Aides for House Energy and Commerce Chairman Fred Upton (R-St. Joseph) and Senate Environment and Public Works Committee ranking member Jim Inhofe (R-OK) held a private meeting with members of the energy industry this week in preparation for a push to block U.S. Environmental Protection Agency climate rules that went into effect this month.
POLITICO reports:
“The feedback we got was ‘hey, great, go for it guys,’” one Republican aide told POLITICO. “And we pretty strongly told them we do need your help to get this done. And when we walked away from the meeting the feeling was we got that.”
The roster of those attending the invitation-only gathering is being kept under lock and key, though it is believed to include the American Petroleum Institute, National Mining Association, National Rural Electric Cooperative Association, U.S. Chamber of Commerce, and others.
New EPA rules, effective this month, require industrial facilities to report their CO2 emissions and air permits for industry must now involve consideration of ways to control CO2 emission.
A
backgrounder on the priorities of the House Energy and Commerce Committee — obtained by the Hill this week — shows that rolling back the climate rules is seen as a critical element in in a campaign to block Obama administration environmental initiatives.

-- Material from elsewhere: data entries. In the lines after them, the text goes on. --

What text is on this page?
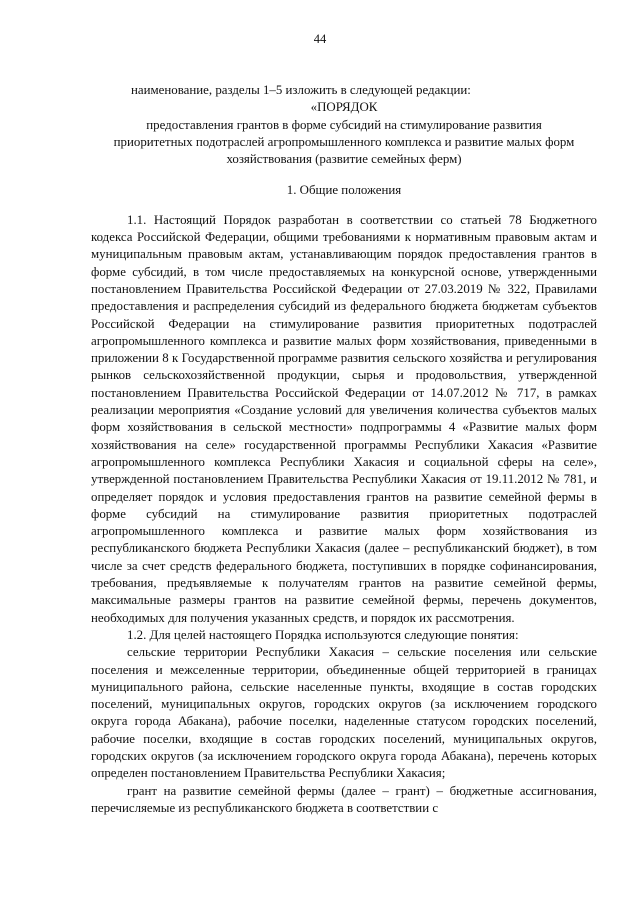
44

наименование, разделы 1–5 изложить в следующей редакции:

«ПОРЯДОК
предоставления грантов в форме субсидий на стимулирование развития
приоритетных подотраслей агропромышленного комплекса и развитие малых форм
хозяйствования (развитие семейных ферм)
1. Общие положения

1.1. Настоящий Порядок разработан в соответствии со статьей 78 Бюджетного кодекса Российской Федерации, общими требованиями к нормативным правовым актам и муниципальным правовым актам, устанавливающим порядок предоставления грантов в форме субсидий, в том числе предоставляемых на конкурсной основе, утвержденными постановлением Правительства Российской Федерации от 27.03.2019 № 322, Правилами предоставления и распределения субсидий из федерального бюджета бюджетам субъектов Российской Федерации на стимулирование развития приоритетных подотраслей агропромышленного комплекса и развитие малых форм хозяйствования, приведенными в приложении 8 к Государственной программе развития сельского хозяйства и регулирования рынков сельскохозяйственной продукции, сырья и продовольствия, утвержденной постановлением Правительства Российской Федерации от 14.07.2012 № 717, в рамках реализации мероприятия «Создание условий для увеличения количества субъектов малых форм хозяйствования в сельской местности» подпрограммы 4 «Развитие малых форм хозяйствования на селе» государственной программы Республики Хакасия «Развитие агропромышленного комплекса Республики Хакасия и социальной сферы на селе», утвержденной постановлением Правительства Республики Хакасия от 19.11.2012 № 781, и определяет порядок и условия предоставления грантов на развитие семейной фермы в форме субсидий на стимулирование развития приоритетных подотраслей агропромышленного комплекса и развитие малых форм хозяйствования из республиканского бюджета Республики Хакасия (далее – республиканский бюджет), в том числе за счет средств федерального бюджета, поступивших в порядке софинансирования, требования, предъявляемые к получателям грантов на развитие семейной фермы, максимальные размеры грантов на развитие семейной фермы, перечень документов, необходимых для получения указанных средств, и порядок их рассмотрения.

1.2. Для целей настоящего Порядка используются следующие понятия:

сельские территории Республики Хакасия – сельские поселения или сельские поселения и межселенные территории, объединенные общей территорией в границах муниципального района, сельские населенные пункты, входящие в состав городских поселений, муниципальных округов, городских округов (за исключением городского округа города Абакана), рабочие поселки, наделенные статусом городских поселений, рабочие поселки, входящие в состав городских поселений, муниципальных округов, городских округов (за исключением городского округа города Абакана), перечень которых определен постановлением Правительства Республики Хакасия;

грант на развитие семейной фермы (далее – грант) – бюджетные ассигнования, перечисляемые из республиканского бюджета в соответствии с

The stakes could not be higher; if the Obama administration succeeds in imposing unaffordable and unworkable permitting and other rules through EPA. It will severely impede the domestic manufacturing and industrial growth that is necessary for this nation to create jobs and emerge strongly from a devastating recession.
In addition to blocking the new climate rules, Upton’s committee has indicated that it would like to limit regulation of coal ash waste from power plants, speed the permitting process for new nuclear power plants and assure that EPA does not use the Safe Drinking Water Act to limit hydrofracking.